The same week that gave us the redemptive tale of Ted Williams gave us another powerful name from Columbus, Ohio:  Barbara Poppe.   Barbara Poppe has spent more than twenty-five years working to prevent and reduce homelessness with many housing-related non-profit organizations.  During the last fourteen years she worked with the Columbus-based Community Shelter Board; Poppe is now the Executive Director of the United States Interagency Council on Homelessness and she coordinates the federal government’s response to the issue.  Wednesday morning last week, she delivered an address to the assembled crowd of legislators, regional elected officials, and committed advocates at the Fifth Annual Legislative Breakfast for the Ten-Year Plan to End Homelessness in King County, coordinated by Bill Block. 

Poppe talked about what works and tied into the development and implementation of the first ever comprehensive Federal Strategic Plan to Prevent and End Homelessness. The plan is centered on the belief that “no one should experience homelessness – no one should be without a safe, stable place to call home.”  The short report called Opening Doors is good reading. 
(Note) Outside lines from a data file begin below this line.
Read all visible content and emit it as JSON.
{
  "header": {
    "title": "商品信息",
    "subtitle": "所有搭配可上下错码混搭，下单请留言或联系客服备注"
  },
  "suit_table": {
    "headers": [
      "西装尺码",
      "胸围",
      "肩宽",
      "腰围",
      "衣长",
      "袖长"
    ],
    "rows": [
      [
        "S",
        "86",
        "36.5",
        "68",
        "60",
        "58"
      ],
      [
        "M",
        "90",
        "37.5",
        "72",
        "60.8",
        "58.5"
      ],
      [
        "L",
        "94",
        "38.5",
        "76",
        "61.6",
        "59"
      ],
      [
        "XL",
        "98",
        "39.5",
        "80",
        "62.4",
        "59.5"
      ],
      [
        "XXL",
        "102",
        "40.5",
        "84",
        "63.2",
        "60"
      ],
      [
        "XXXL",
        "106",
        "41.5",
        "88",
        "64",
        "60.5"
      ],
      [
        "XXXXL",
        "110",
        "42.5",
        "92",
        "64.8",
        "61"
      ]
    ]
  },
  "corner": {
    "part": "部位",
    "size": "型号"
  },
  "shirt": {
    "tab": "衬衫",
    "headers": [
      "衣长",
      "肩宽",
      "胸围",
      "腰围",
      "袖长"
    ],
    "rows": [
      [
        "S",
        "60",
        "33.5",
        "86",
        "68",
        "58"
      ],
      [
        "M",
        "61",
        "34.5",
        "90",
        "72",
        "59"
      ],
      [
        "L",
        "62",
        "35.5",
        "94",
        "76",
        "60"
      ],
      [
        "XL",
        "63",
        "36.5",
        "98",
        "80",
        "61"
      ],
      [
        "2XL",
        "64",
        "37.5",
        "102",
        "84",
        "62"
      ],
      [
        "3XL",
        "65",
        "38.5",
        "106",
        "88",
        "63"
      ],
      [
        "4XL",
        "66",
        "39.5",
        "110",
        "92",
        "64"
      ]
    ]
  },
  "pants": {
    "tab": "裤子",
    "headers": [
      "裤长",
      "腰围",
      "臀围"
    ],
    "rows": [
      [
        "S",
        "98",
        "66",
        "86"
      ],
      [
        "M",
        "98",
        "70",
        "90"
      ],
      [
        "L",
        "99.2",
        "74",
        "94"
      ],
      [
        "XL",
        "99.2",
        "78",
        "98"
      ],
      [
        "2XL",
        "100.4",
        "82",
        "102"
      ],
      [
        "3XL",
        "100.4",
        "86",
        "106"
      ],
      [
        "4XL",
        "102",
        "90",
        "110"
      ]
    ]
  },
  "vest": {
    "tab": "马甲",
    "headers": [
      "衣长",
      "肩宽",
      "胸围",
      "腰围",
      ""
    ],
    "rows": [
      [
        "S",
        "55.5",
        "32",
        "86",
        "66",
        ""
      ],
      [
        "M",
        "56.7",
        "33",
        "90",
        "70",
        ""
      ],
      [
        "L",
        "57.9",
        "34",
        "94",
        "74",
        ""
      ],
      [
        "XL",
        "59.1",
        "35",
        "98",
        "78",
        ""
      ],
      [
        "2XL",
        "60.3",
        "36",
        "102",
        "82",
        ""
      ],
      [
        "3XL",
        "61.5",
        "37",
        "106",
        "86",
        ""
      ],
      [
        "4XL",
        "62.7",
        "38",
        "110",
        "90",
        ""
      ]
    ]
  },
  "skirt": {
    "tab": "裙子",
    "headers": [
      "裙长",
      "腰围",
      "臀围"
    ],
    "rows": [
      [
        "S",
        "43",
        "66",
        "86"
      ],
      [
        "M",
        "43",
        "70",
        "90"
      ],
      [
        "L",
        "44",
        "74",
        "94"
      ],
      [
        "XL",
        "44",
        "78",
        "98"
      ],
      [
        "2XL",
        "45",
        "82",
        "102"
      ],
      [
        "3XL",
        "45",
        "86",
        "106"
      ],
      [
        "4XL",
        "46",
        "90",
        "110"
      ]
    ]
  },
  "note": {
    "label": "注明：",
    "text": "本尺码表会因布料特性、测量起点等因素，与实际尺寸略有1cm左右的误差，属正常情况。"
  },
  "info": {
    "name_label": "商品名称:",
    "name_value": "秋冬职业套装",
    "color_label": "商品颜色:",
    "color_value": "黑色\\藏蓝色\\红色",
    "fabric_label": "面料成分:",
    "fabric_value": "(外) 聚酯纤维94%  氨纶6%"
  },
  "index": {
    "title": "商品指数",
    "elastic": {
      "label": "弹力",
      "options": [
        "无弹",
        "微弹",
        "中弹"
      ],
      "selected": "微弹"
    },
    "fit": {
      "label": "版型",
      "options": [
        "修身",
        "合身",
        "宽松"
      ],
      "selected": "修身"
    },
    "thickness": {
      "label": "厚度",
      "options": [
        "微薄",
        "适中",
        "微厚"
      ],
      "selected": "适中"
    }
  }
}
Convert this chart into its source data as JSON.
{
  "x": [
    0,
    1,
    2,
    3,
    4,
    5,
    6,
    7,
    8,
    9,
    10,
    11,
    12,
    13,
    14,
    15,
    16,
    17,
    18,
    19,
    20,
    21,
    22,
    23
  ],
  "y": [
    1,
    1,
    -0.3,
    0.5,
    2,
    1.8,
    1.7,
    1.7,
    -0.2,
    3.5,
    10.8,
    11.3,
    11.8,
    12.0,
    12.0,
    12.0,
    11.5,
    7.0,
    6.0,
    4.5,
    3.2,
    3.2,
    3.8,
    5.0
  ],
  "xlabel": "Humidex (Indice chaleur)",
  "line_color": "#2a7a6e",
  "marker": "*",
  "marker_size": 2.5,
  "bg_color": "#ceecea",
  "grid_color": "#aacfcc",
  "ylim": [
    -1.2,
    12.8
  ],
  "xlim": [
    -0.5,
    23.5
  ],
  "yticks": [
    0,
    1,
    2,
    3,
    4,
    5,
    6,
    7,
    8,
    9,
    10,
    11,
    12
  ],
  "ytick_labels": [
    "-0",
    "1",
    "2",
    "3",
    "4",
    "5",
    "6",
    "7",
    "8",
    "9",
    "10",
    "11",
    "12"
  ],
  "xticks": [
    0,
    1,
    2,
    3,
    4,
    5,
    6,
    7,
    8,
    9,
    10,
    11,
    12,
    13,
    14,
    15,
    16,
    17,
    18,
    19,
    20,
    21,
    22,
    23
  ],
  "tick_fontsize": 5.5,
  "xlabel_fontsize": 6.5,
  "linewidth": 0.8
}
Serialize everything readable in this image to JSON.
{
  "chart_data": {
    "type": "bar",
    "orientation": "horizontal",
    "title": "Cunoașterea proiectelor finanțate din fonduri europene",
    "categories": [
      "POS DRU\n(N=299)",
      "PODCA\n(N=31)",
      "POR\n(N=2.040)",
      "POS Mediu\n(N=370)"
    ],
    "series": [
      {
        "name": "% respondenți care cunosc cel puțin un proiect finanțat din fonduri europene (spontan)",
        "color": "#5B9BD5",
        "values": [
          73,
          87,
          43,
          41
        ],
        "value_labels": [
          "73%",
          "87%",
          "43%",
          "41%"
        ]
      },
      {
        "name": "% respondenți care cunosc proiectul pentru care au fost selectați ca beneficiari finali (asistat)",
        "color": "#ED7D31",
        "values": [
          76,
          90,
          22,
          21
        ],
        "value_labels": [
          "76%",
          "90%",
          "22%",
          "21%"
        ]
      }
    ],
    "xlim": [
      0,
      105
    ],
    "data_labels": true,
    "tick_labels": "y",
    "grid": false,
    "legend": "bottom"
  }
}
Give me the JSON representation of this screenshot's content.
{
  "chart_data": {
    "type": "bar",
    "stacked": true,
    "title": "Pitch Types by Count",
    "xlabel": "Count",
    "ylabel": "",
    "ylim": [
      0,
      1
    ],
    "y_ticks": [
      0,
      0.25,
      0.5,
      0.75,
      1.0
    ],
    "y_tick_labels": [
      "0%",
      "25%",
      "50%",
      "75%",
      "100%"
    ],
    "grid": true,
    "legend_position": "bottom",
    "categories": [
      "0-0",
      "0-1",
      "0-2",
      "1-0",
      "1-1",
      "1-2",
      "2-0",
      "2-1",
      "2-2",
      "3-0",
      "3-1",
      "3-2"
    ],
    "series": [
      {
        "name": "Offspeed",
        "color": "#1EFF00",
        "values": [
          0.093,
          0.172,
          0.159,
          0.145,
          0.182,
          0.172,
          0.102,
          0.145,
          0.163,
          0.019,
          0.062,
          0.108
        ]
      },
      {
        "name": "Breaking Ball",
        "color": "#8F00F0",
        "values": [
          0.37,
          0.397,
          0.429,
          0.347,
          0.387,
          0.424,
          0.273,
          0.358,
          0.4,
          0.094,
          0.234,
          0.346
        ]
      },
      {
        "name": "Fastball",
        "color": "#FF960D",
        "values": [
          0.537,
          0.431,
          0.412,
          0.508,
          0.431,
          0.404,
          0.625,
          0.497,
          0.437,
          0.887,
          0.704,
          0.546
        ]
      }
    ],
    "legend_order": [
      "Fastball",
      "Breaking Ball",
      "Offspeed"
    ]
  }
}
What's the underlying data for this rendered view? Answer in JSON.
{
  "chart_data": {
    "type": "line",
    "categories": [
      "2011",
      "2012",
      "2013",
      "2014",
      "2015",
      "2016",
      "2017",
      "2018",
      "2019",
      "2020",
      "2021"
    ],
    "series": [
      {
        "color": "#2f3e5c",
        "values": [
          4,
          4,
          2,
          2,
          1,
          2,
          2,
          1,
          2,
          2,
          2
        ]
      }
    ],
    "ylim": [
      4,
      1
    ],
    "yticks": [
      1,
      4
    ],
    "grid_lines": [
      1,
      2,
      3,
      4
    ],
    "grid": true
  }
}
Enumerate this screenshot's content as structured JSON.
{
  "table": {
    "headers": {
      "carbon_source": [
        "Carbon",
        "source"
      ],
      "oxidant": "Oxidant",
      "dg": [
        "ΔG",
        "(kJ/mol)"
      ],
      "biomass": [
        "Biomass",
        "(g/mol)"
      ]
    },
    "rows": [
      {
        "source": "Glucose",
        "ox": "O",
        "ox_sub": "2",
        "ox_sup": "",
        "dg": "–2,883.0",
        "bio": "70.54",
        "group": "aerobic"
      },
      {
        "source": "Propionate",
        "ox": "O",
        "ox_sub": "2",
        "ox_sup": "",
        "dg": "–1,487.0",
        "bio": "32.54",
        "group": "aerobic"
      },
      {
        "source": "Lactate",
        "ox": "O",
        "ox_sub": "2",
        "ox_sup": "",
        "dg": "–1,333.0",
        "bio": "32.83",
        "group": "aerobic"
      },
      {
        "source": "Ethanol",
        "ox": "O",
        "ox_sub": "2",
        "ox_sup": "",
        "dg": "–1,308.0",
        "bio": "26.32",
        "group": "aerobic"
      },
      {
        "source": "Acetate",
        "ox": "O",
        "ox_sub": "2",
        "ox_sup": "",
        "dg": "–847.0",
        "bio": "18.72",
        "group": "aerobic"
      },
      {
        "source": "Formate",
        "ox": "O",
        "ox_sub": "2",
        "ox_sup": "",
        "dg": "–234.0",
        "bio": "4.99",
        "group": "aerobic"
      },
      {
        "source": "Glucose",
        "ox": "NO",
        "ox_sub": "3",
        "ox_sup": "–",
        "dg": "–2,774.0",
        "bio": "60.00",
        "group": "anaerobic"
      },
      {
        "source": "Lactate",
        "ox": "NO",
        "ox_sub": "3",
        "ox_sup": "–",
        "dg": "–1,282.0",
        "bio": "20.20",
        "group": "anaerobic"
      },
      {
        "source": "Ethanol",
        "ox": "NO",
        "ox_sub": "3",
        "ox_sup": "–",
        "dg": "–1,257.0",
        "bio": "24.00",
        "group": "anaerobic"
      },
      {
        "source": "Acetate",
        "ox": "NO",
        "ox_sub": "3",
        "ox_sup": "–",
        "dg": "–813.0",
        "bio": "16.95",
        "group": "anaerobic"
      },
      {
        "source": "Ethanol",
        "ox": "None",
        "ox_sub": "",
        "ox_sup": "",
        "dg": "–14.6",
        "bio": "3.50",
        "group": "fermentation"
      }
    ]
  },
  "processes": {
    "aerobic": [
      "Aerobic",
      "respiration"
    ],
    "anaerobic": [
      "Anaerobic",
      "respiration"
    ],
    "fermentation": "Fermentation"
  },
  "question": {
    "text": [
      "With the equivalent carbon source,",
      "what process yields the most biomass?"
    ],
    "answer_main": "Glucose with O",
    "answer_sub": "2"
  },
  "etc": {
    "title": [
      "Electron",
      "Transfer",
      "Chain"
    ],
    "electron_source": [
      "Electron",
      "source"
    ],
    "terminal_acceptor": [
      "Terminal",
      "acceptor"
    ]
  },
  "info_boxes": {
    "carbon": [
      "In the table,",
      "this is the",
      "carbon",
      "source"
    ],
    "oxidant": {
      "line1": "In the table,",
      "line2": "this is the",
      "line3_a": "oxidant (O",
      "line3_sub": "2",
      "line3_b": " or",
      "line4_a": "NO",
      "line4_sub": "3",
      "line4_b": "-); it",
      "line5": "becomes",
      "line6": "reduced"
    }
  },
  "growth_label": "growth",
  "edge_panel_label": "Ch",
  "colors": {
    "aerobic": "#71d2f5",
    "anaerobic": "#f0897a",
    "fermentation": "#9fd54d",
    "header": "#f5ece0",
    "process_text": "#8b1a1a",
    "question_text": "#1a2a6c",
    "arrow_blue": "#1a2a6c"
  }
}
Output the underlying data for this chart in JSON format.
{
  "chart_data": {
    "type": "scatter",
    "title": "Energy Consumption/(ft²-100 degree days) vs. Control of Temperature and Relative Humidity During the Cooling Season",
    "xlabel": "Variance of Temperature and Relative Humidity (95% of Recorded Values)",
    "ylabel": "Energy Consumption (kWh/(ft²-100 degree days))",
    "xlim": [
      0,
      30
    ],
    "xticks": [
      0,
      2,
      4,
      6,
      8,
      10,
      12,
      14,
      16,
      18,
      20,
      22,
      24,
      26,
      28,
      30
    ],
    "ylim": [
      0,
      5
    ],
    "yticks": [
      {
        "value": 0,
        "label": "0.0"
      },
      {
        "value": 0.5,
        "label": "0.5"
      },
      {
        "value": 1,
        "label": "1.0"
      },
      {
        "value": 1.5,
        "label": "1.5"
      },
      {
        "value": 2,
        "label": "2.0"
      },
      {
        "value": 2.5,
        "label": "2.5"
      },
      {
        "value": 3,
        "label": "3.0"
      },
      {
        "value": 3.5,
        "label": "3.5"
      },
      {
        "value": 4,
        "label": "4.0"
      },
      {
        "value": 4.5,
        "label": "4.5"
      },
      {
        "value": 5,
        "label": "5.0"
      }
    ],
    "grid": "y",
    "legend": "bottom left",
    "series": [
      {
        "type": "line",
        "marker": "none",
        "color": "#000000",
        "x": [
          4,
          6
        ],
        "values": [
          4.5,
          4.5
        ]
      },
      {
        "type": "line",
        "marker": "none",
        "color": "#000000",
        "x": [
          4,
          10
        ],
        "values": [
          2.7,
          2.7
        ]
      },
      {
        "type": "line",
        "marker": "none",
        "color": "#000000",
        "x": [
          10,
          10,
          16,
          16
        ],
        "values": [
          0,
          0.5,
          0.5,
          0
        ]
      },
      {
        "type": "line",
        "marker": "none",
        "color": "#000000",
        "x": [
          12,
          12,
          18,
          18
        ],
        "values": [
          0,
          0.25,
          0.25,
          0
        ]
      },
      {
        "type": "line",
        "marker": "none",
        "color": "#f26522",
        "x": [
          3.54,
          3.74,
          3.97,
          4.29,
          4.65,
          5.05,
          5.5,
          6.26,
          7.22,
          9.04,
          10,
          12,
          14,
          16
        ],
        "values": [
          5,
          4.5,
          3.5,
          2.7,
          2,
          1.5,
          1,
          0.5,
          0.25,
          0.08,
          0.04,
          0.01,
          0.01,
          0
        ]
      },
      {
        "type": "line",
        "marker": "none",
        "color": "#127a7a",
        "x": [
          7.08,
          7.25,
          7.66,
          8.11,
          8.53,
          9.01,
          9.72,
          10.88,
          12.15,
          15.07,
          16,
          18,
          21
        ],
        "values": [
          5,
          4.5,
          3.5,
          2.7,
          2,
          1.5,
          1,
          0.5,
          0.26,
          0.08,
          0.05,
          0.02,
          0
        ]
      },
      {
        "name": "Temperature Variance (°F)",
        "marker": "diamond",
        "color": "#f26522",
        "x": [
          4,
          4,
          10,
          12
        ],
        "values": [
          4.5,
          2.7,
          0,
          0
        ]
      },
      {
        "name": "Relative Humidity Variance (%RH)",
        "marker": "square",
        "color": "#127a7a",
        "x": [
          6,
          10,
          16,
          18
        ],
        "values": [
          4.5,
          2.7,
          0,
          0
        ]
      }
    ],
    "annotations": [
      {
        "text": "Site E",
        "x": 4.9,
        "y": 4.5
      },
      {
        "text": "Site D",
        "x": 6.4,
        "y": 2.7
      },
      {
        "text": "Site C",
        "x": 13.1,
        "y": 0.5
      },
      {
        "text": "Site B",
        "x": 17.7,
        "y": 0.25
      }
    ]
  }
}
The plan comes with the backing of the Interagency Council’s membership (which includes the heads of sixteen federal agencies) and has provided direction to align federal resources effectively and appropriately toward four key goals: 

  • Finish the job of ending chronic homelessness; 
  • Prevent and end homelessness among Veterans; 
  • Prevent and end homelessness among families, youth, and children; 
  • Set a path to ending all types of homelessness


Poppe recognizes the good work already undertaken by Seattle and King County, and endorses a smart way to respond to homelessness, much of which Seattle is already doing.  The concept of “rapid re-housing,” the idea that the best possible way to assist  homeless people is to get them into independent, permanent housing as soon as possible, is the direction which has been proven to work nationwide.   We know that emergency shelter is necessary for many, but it is not a permanent solution. If we approach the issue of homelessness at its root and help people into permanent housing, other needed services became so much more effective and efficient to provide, whether it’s addiction counseling, childcare help so a parent can find work, or mental health services for those who need compassionate help.   Before we can measure success, we need to know where people are and whether they have moved into and stayed in housing.

Barbara Poppe said that Seattle is noted among major cities for not collecting data to determine whether people who are homeless are getting services they need.  New York, Chicago, San Francisco, Los Angeles are recognized by the federal government as cities whose programs are deemed effective,  accountable and improving.    Data collection in those cities is not imposed to invade a person’s privacy; rather, collection of information about the people served helps those service providers provide the needed services.   We really need to establish expected outcomes and measure them to know what works.  

I truly want to increase permanent housing placement rates, and to provide those who are homeless with the services they need to become healthy, safe, and self sufficient.  To make a dent in reducing the number of people on the street and the length of time people are in emergency or temporary shelters, we need to combine permanent housing with appropriate support services to keep people housed.   To better understand who we’re serving, how we’re serving them, and what factors need mitigating, we need to hear from those who have been homeless, those who are currently homeless, and the businesses, non-profits, and faith-based organizations that can help us provide housing.  We must also develop and use appropriate systems to collect data on programs targeted at homelessness, and know which ones work and which ones do not.

The bottom line, to paraphrase Barbara Poppe, is that we’ll never solve homelessness if the necessary services only become available once someone has actually become homeless.  I invite you to tell me what is working here and elsewhere to prevent and reduce homelessness, and how you know.  Ending homelessness  is my goal.